Our artificial intelligence methods, combined with spatial and single cell technologies, enable us to map changes in cellular phenotypes in a tumor and its microenvironment as a tumor responds to therapy. Combining the properties learned from these data with mathematical models enables us to model how a cancer will respond to treatment. This provides a framework for future work that will enable us to use computational tools to predict the changes associated with therapeutic resistance in cancer so that we can select treatments in advance, essentially stopping the disease in its tracks before it reaches the next stage in its evolution.
Have you been applying this technology to one particular cancer?
We’ve been using a pan-cancer approach, examining the genomic and cellular alterations that occur across a wide variety of tumor types, and looking at how we can develop a computational tool that can be applied broadly across all of these. In my presentation, I’ll be discussing our findings in melanoma, breast, and liver cancer. However, what we found is that many of these basic biological underpinnings of therapeutic response and resistance span cancer types.

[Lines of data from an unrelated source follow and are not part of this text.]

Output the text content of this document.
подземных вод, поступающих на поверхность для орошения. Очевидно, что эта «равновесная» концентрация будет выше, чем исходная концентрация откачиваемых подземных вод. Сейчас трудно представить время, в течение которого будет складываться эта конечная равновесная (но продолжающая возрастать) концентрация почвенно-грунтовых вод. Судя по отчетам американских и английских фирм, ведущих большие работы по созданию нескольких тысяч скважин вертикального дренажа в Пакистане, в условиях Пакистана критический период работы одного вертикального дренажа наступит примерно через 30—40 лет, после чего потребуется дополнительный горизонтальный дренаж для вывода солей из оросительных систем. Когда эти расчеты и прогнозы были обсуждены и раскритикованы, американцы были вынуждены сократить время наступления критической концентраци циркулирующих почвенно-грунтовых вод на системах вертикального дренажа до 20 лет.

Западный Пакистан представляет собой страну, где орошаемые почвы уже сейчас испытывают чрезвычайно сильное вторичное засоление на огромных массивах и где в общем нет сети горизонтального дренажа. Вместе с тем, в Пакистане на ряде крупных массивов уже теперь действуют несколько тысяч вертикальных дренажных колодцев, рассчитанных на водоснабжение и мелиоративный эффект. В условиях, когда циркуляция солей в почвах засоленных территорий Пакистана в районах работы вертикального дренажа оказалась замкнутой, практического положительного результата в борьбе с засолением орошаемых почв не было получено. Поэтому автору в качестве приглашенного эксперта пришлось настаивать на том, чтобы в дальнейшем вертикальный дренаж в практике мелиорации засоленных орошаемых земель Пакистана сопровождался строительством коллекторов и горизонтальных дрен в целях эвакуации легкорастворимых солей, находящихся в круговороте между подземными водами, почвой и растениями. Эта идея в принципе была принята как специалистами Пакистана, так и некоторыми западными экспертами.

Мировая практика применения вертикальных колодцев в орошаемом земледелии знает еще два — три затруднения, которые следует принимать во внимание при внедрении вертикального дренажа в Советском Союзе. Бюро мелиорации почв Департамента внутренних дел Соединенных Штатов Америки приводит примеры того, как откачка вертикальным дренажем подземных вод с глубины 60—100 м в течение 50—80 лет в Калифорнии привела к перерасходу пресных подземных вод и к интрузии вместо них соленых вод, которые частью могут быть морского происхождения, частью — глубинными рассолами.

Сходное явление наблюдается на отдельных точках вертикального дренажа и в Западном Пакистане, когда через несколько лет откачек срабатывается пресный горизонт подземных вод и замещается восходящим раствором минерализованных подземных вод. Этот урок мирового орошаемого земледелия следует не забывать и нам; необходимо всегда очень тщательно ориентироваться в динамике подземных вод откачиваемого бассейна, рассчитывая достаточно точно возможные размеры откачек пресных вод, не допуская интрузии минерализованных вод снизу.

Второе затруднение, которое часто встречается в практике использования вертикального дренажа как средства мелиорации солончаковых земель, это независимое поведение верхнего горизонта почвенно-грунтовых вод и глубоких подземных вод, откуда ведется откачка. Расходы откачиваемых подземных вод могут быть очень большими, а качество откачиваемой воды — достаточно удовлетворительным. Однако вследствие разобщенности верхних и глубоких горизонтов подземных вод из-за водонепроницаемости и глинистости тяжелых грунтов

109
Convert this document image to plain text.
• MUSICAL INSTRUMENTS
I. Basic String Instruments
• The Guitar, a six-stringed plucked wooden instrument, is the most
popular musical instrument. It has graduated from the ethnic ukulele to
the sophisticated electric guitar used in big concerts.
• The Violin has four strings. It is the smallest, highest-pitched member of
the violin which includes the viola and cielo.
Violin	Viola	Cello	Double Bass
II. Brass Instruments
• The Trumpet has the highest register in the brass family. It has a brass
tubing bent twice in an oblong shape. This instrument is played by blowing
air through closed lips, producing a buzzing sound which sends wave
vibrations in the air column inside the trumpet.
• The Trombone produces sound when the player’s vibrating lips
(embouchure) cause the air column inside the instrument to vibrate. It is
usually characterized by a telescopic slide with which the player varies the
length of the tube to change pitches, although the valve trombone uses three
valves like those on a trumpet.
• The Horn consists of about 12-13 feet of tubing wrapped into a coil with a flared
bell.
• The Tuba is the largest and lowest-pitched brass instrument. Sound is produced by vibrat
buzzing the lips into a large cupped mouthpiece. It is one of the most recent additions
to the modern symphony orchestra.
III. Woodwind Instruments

You’re using an approach that includes CoGAPS. Can you tell us a bit about that?
CoGAPS is a machine learning method we established to identify transcriptional signatures related to cell type and state. It allows us to distinguish fundamental (i.e., low dimensional) processes that sum up a biological system. My talk will look at how this can be applied to cancer immunotherapy. But the tool is also being applied more broadly to developmental biology and neuroscience. Tools like these are quickly becoming standard practice for single cell data analysis.
Were there any surprises that you encountered in your work on this topic?
I started developing the CoGAPS tool in the early days of microarrays, so I’m surprised how sustainable it’s been across technologies, including modern single cell technologies. That was something I never expected. It’s been very durable.
I’ve also been amazed at how the field of computational cancer biology has grown. I remember in the beginning, when I first started applying this tool to time-course data, my postdoc mentor said, you’re never going to have the same amount of biological data as you do with weather. It’s amazing to see how that’s changed, with so much biological data emerging in this field today.
Not everything has been positive though. When I began working with biological data, I was surprised by how much people tended to “silo” their data. As a mathematician, I came from a field with 100% open data, so it was a new experience to encounter data sets that were “owned” by someone. I was surprised by some researchers’ hesitancy to share data, which are confounded by privacy concerns, making it that much harder to share information.